Make sure that the right people are handling the right assets by creating a separate financial durable power of attorney for the business, and have a special trustee handle that special asset.

“A key document we like to see is the financial durable power of attorney,” said Mr. Schultz. “This is pretty much an example that a lot of people face, particularly if you’re a business owner and you’re the one who built or actively managed the entity while you had capacity.”

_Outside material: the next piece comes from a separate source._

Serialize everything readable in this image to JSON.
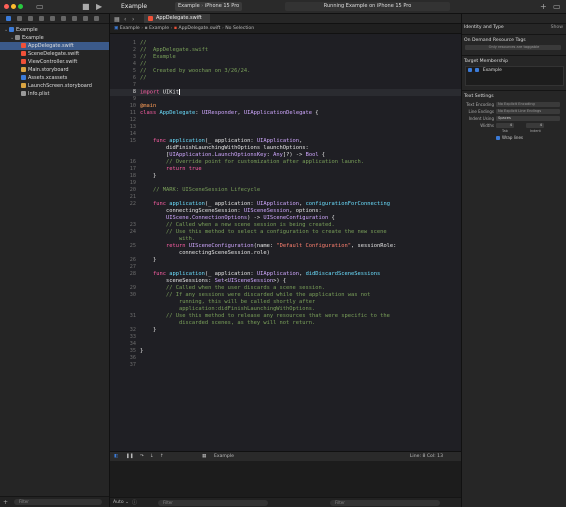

By having that separate power of attorney and a special trustee for a specific asset, the client can assign someone who would run the business the way he would have if he had the capacity to do so.

At the same time, clients often fail to consider what could happen if they lose their capacity and then regain it — say if the client falls into a coma and eventually emerges from it. Mr. Schultz recommended having language that allows for that possibility and permits the client to take the reins after recovery.
Going back to the dynamics of a marriage, while clients visit their adviser when there’s a divorce, they probably should have a conversation with them if the marriage becomes strained enough that the spouses are estranged from each other. It may warrant an update to estate plans.

“If you’re no longer living with your spouse, you don’t want to leave the person you’re estranged from as the trustee of the trust,” said Charles Douglas, editor of the National Association of Estate Planners and Council’s Journal of Estate and Tax Planning.